FREEDOM finally beckons for killer Frank Wilkinson after 25 years behind bars for a murder he still insists he didn’t commit.
Having just enjoyed his first trip outside the prison walls – he was allowed out unaccompanied for a routine hospital appointment – Wilkinson is being considered for parole.
Now aged 65, he was jailed for life in 1987 for the murder of Alan Raffle whose frozen body was found in a snowdrift in Northumberland’s Kielder Forest.
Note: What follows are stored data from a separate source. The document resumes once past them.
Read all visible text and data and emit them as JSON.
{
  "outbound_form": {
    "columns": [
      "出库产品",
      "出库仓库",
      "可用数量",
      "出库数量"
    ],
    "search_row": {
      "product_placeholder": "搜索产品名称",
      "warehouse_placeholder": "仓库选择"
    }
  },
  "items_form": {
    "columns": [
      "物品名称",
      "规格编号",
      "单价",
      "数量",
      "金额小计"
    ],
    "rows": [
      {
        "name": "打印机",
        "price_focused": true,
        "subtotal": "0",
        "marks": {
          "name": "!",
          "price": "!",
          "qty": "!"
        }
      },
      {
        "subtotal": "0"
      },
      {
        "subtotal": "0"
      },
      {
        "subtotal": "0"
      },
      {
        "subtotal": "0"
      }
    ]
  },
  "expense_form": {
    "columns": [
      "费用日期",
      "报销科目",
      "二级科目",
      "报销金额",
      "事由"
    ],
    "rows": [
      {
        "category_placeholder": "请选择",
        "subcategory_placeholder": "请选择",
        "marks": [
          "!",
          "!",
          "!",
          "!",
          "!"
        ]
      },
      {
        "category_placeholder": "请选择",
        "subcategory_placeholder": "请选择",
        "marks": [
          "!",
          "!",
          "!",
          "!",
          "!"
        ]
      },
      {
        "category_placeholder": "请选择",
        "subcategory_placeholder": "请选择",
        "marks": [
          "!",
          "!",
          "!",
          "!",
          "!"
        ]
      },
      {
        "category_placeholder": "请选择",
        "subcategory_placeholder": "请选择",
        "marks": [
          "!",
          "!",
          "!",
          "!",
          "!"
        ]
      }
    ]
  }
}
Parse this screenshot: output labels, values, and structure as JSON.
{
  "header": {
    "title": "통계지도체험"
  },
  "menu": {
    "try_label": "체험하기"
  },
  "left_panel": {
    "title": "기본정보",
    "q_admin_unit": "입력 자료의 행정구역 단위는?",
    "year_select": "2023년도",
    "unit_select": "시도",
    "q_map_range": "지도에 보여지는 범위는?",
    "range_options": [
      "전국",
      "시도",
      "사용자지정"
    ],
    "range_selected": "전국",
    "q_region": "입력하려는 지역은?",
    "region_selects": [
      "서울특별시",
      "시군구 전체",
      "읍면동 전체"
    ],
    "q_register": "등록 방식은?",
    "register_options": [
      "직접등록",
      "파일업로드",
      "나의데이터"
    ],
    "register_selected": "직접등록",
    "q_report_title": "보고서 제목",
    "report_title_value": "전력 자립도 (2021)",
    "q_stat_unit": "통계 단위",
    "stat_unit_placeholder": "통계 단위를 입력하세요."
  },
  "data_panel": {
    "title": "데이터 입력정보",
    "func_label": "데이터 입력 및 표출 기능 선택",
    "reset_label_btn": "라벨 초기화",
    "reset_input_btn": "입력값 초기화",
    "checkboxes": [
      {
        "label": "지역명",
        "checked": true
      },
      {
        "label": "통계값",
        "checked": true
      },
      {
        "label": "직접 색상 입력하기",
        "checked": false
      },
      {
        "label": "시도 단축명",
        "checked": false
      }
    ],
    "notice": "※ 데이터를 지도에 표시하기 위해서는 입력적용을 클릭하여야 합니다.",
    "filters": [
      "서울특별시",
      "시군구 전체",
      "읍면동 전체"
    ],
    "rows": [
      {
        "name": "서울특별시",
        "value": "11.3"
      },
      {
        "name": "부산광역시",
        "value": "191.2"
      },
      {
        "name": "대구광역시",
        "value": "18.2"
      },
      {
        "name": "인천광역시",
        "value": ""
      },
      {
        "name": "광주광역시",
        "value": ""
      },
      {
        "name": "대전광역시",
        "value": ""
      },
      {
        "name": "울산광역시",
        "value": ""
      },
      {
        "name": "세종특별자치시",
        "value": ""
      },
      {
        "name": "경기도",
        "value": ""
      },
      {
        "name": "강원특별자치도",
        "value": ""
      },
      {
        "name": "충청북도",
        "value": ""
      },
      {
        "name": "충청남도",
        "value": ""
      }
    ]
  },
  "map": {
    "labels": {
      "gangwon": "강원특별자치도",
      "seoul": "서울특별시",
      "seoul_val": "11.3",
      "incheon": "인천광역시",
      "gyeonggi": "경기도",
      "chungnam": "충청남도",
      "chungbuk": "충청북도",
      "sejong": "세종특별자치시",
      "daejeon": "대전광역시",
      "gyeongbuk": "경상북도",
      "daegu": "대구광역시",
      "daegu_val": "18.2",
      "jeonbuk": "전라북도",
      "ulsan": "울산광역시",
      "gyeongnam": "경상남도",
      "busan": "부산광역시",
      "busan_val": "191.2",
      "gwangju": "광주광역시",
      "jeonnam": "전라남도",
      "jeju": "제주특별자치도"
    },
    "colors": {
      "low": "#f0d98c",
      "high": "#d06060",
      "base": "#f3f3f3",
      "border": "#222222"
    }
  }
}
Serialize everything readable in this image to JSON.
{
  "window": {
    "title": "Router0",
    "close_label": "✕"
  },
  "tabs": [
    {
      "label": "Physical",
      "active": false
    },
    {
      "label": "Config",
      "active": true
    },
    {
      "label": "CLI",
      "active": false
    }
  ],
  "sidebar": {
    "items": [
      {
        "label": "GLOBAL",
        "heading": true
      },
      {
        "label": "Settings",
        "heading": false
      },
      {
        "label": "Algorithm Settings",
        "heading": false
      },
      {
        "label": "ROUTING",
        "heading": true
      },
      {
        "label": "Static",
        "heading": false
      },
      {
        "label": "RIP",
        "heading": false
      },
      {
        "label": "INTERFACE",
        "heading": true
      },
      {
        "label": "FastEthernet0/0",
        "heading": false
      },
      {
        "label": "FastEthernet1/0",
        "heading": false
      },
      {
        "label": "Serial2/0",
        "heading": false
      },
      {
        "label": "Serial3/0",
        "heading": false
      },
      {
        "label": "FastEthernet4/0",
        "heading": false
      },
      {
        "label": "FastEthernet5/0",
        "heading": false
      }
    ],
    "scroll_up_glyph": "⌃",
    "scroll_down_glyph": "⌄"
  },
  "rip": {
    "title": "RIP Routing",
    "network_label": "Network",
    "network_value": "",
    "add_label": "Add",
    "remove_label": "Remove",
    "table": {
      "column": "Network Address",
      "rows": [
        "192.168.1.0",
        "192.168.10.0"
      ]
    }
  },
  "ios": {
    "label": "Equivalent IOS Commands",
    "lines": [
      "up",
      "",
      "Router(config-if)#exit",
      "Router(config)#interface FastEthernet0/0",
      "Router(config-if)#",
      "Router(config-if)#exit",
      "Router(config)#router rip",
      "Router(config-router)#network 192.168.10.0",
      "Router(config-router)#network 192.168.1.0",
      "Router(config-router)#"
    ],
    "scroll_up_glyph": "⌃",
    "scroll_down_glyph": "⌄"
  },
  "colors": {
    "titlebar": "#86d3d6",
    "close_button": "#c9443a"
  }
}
A career criminal with a host of convictions, he has always maintained his innocence and denied murdering 23-year-old Mr Raffle.
And today in an exclusive interview from North Sea Camp prison in Lincolnshire, bespectacled Wilkinson told of his fears and his hopes for the future.
He has only recently been moved to the open prison, having spent 23 of the past 25 years as a Category-A prisoner in some of Britain’s toughest jails, including Long Lartin and Whitemoor.
Now he hopes he may be freed in May, when he again appears before the Parole Board.
And on Friday he spent time in the outside world when he made his way to the Pilgrim Hospital in Boston, Lincs, four miles from the prison.
His Geordie accent softened after such a long time away from his native Tyneside, Wilkinson said his time spent locked up has not been a complete waste of a life.
After all, he said, he has obtained a PhD and lower degrees from the Open University, studying English literature and language, and fine arts.
He has also developed a love for what he describes as “a rather dour” novelist – Thomas Hardy.
Wilkinson has always maintained his innocence and in the past has made several unsuccessful attempts to have his murder conviction overturned – the last one was rejected by the Criminal Cases Review Commission (CCRC) last year.
It is partly this defiance which has cost him so dearly, for had he admitted his guilt, it’s likely the Parole Board would have looked upon him much more generously when considering whether to release him.
Notwithstanding that, and the fact he hopes to be freed soon, he has another appeal pending which he hopes will clear his name.
Wilkinson admits he was a “career criminal” with a conviction for armed robbery, and that he used to trade in stolen cars.